Whilst contextualizing social practice, Thompson contributes one of the most articulate distinctions between “relational aesthetics” (Bourriaud) and socially engaged practices—a familiar debate, and one that is returned to within this volume. He distinguishes between relational artworks and socially engaged projects in terms of space and time; relational art is a short-term investment—a temporary project that adopts the symbolism of activism—whereas socially engaged works adopt the “strategic turn” of a long-term investment in space. The strategic turn is local, long-term and community-based (31). The practices in this volume espouse the “strategic turn” rather than making a short-term investment in gallery space.
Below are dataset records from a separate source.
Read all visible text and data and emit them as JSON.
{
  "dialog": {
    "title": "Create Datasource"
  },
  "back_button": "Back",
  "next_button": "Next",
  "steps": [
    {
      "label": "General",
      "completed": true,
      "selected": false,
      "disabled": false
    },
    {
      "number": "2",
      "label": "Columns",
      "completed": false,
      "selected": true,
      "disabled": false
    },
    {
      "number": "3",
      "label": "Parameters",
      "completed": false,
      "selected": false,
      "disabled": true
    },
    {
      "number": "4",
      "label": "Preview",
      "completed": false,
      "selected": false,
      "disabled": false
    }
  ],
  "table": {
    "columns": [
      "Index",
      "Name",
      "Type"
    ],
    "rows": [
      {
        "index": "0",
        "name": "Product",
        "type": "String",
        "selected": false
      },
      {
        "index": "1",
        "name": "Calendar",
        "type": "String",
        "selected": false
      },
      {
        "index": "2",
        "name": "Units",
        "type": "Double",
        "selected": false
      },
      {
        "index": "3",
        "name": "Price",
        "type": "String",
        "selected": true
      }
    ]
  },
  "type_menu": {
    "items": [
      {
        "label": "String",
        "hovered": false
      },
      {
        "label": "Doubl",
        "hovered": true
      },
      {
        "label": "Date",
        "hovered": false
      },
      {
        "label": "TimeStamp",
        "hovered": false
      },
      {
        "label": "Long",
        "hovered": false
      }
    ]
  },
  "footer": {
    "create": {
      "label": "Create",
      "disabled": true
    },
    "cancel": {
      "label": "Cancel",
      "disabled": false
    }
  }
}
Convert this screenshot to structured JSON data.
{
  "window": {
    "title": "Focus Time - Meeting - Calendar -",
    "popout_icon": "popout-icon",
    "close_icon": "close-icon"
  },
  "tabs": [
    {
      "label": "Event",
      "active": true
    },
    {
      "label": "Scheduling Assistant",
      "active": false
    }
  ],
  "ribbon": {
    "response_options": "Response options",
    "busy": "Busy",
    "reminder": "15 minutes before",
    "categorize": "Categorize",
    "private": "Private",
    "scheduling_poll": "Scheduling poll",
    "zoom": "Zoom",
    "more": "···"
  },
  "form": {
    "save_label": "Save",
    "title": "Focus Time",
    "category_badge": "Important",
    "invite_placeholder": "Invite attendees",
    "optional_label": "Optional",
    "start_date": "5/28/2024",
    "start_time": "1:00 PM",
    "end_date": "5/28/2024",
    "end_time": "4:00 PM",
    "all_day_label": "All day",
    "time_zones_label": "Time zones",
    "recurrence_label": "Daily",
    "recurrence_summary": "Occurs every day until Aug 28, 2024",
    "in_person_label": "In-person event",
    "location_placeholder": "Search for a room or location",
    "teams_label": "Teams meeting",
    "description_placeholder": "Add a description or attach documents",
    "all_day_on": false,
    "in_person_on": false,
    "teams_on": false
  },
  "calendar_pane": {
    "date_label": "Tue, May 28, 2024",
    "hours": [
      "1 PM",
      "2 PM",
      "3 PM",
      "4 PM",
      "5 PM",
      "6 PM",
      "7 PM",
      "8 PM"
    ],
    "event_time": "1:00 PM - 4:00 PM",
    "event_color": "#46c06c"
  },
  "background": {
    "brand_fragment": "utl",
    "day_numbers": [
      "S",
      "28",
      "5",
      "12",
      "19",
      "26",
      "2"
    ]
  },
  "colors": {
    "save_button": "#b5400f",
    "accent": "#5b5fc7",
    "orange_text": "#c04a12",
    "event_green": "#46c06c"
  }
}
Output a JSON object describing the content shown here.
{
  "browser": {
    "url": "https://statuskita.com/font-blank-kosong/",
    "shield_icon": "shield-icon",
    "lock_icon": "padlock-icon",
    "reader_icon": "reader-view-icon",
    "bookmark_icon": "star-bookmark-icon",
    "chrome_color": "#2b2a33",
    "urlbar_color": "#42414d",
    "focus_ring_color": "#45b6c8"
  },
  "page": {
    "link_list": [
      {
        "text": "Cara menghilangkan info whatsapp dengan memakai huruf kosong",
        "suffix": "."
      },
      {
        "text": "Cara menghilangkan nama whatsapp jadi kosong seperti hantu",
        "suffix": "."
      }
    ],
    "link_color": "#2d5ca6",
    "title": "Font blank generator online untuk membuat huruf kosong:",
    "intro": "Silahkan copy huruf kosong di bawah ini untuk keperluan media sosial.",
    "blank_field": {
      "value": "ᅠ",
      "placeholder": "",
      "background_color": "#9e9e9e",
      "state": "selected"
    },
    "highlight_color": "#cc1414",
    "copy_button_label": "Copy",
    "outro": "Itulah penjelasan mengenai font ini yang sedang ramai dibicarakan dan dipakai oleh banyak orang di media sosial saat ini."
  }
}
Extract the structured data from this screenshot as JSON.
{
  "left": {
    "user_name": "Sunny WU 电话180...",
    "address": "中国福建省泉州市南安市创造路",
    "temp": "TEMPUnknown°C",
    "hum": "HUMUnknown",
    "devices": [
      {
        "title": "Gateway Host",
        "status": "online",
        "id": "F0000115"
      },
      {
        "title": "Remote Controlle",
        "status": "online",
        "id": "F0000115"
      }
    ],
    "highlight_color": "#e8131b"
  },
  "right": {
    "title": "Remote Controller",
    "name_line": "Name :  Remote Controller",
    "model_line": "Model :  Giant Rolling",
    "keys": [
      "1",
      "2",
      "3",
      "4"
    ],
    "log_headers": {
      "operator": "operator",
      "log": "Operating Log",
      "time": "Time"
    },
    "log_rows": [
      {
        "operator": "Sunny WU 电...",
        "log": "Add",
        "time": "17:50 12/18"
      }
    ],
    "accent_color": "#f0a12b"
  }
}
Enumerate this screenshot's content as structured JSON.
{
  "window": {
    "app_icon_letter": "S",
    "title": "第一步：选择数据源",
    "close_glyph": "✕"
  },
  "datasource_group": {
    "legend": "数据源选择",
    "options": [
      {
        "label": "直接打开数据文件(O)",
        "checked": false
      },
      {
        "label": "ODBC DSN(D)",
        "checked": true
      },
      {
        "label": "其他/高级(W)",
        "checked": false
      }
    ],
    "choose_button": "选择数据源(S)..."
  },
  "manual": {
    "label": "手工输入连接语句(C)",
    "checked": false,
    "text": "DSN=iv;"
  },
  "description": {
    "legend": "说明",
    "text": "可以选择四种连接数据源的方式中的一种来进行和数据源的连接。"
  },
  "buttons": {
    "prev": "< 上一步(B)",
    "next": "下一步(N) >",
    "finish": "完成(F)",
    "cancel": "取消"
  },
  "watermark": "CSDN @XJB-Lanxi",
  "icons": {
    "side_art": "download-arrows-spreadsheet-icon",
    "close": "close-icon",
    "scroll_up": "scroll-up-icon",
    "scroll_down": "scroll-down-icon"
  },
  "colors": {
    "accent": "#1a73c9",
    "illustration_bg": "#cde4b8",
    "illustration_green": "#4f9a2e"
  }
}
Thompson concludes his essay by re-emphasizing the conception that socially engaged art produces effects and affects instead of placing a focus on form. This idea is key to opening our minds to socially engaged works; one must move away from the modernist focus on form that has dominated twentieth century art historical discourse and turn to concepts that help us understand today’s artistic production.
Claire Bishop’s essay elaborates the discussion of the “spectacle.” Whilst acknowledging that it is a key word in analyses of socially engaged art, she notes that the term is rarely used in the Debordian sense, which refers to social relations under capitalism. These social relations, we recall, are mediated by images. Bishop recounts Boris Groys’ updated notion for the information age—the “spectacle without spectators”—and argues that participatory art “forecloses the traditional idea of spectatorship and suggests a new understanding of art without audiences, one in which everyone is a producer” (36). But what are the historical conditions of this new phase of artistic production? For Bishop these are twofold. On the one hand, there are the practices that are born out of the legacy of the historical avant-garde; on the other, there are those that emerge out of the 1960s’ legacy. The former adopts constructivist gestures of social impact, proposing an alternative to an unjust world, the collective production of which is affirmative. The latter adopts a nihilist redoubling of alienation that negates the world’s injustice and illogicality on its own terms. In this case, the collective production is indirect, what Bishop conceives of as the “negation of negation” (36): the Situationist International’s “dérive,” for example.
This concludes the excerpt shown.